The Octave accuracy reference must be generated before the first run:

make generate-accuracy-reference

What is measured

Compile-time cost

Each file under profiling/compile_time/ forces a static constexpr filter instantiation; the compiler must evaluate all coefficient math at compile time. Wall time and peak RSS are recorded by the shell.

Compile times

Compile time grows roughly exponentially with order. Orders 1 and 2 for Butterworth and order 2 for Elliptic complete successfully under default compiler limits; higher orders hit the constexpr recursion depth limit. Tustin runs slightly slower than ZOH and MatchedZ at each order.

Runtime throughput

Benchmarks process 5 million samples and report the best time across 5 repetitions, in nanoseconds per sample.

Runtime throughput

constfilt and iir1 scale linearly with filter order and are within a few nanoseconds of each other. Elliptic throughput matches Butterworth at the same order because both use the same Direct Form II Transposed runtime path. See the Comparison libraries section for notes on the kfr results.

Numerical accuracy

Coefficient and step response accuracy are measured against an Octave reference for orders 1 through 12.

Accuracy

ZOH accuracy degrades sharply above order 8 because the matrix exponential uses eigendecomposition, which loses precision as eigenvalues spread at high orders. MatchedZ and Tustin remain near machine precision through order 12. kfr's elliptic step responses differ from the Octave reference by roughly 1e-5 to 1e-6 across all tested orders, reflecting a different pole placement algorithm rather than a numerical precision problem.

Comparison libraries

iir1 does runtime coefficient design and Direct Form II Transposed filtering with plain scalar doubles, covering Butterworth only.

KFR is a SIMD-accelerated DSP library.

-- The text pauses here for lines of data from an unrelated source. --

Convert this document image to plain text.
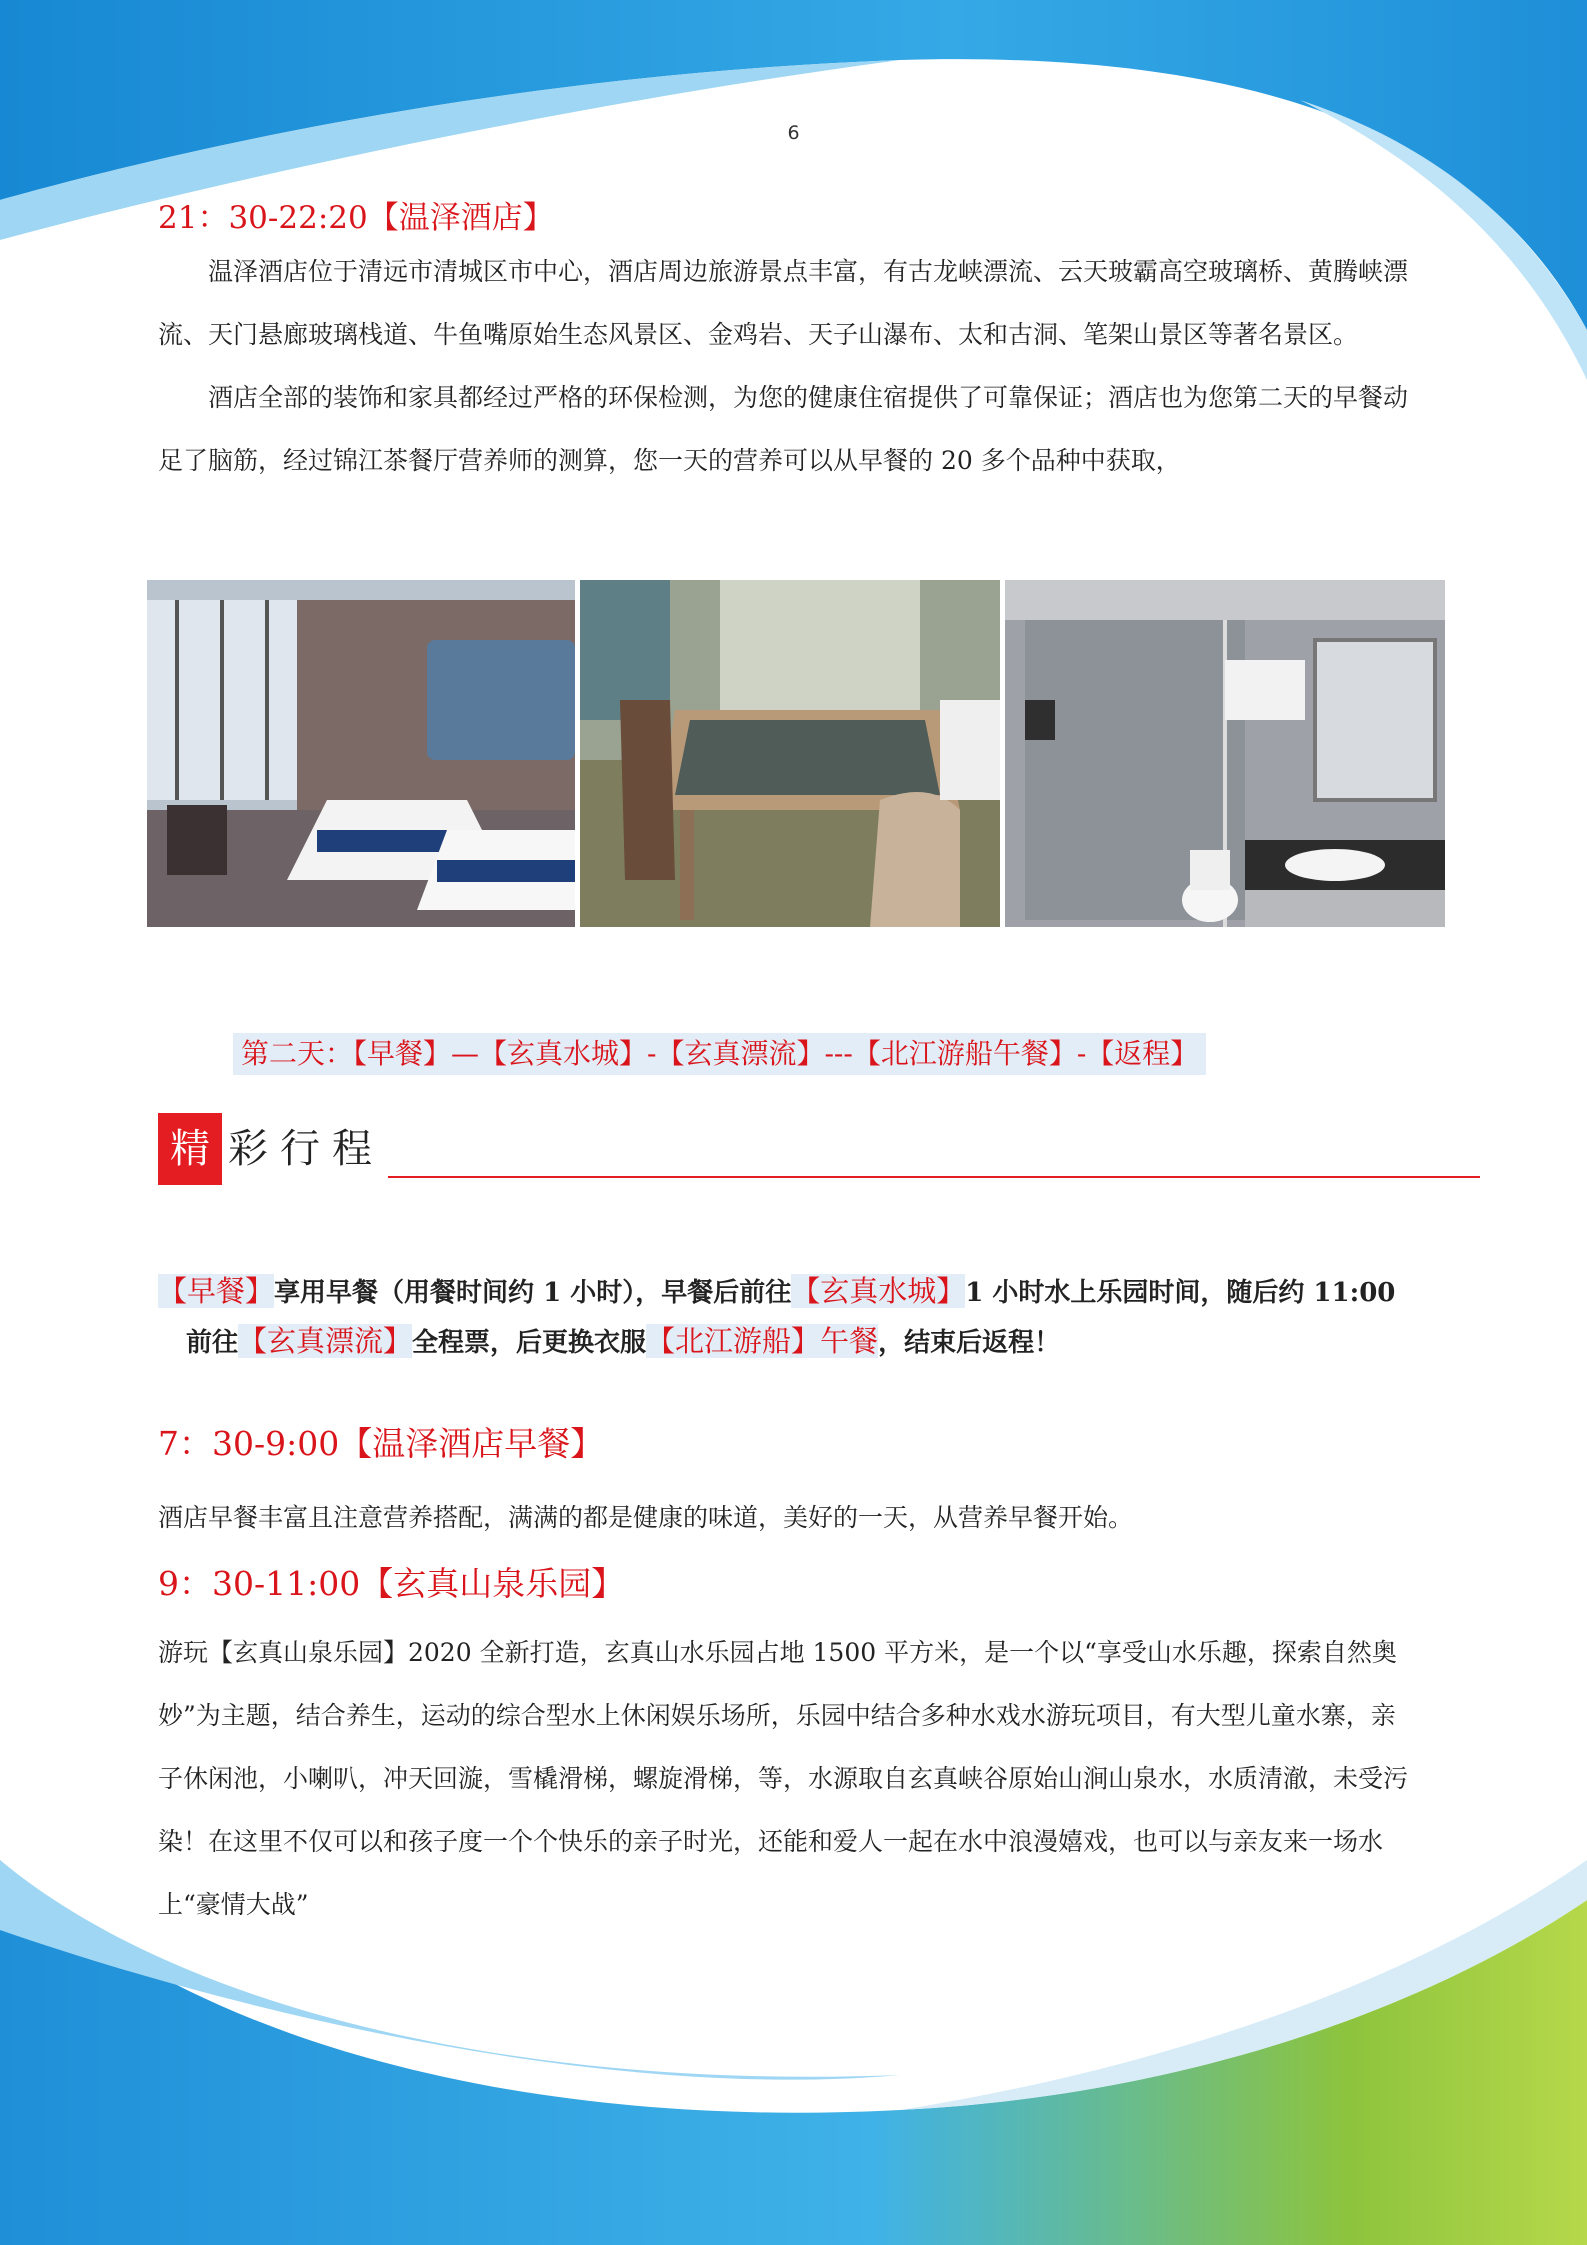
6
21：30-22:20【温泽酒店】

温泽酒店位于清远市清城区市中心，酒店周边旅游景点丰富，有古龙峡漂流、云天玻霸高空玻璃桥、黄腾峡漂流、天门悬廊玻璃栈道、牛鱼嘴原始生态风景区、金鸡岩、天子山瀑布、太和古洞、笔架山景区等著名景区。

酒店全部的装饰和家具都经过严格的环保检测，为您的健康住宿提供了可靠保证；酒店也为您第二天的早餐动足了脑筋，经过锦江茶餐厅营养师的测算，您一天的营养可以从早餐的 20 多个品种中获取，

第二天：【早餐】—【玄真水城】-【玄真漂流】---【北江游船午餐】-【返程】
精 彩行程
【早餐】享用早餐（用餐时间约 1 小时），早餐后前往【玄真水城】1 小时水上乐园时间，随后约 11:00
前往【玄真漂流】全程票，后更换衣服【北江游船】午餐，结束后返程！
7：30-9:00【温泽酒店早餐】
酒店早餐丰富且注意营养搭配，满满的都是健康的味道，美好的一天，从营养早餐开始。
9：30-11:00【玄真山泉乐园】
游玩【玄真山泉乐园】2020 全新打造，玄真山水乐园占地 1500 平方米，是一个以“享受山水乐趣，探索自然奥妙”为主题，结合养生，运动的综合型水上休闲娱乐场所，乐园中结合多种水戏水游玩项目，有大型儿童水寨，亲子休闲池，小喇叭，冲天回漩，雪橇滑梯，螺旋滑梯，等，水源取自玄真峡谷原始山涧山泉水，水质清澈，未受污染！在这里不仅可以和孩子度一个个快乐的亲子时光，还能和爱人一起在水中浪漫嬉戏，也可以与亲友来一场水上“豪情大战”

Its iir_filter<T> is a type-erased convenience class: each apply(dest, src, N) call heap-allocates a wrapper for the input pointer, substitutes it into a type-erased expression tree, then dispatches each chunk through two levels of virtual function pointers. The benchmarks are built without optimization flags, so none of this inlines and the overhead dominates. At -O2 or -O3 the compiler collapses the expression chain and the gap with scalar implementations narrows substantially. The kfr runtime numbers reflect abstraction cost at zero optimization, not kfr's peak IIR throughput.

Interpreting results

Compile-time cost scales with constexpr instantiation depth, not runtime cost. A filter that takes 1 second to compile runs at the same ns/sample as one that compiled in 80 ms.

Runtime numbers are measured without optimization flags, so they reflect per-sample call overhead rather than peak throughput. constfilt and iir1 are built under the same conditions and are meant to be an apples-to-apples comparison.

Accuracy is measured against Octave's Signal Processing Toolbox. constfilt ZOH diverges from the reference above order 8 due to eigendecomposition conditioning; constfilt MatchedZ and Tustin remain accurate through order 12.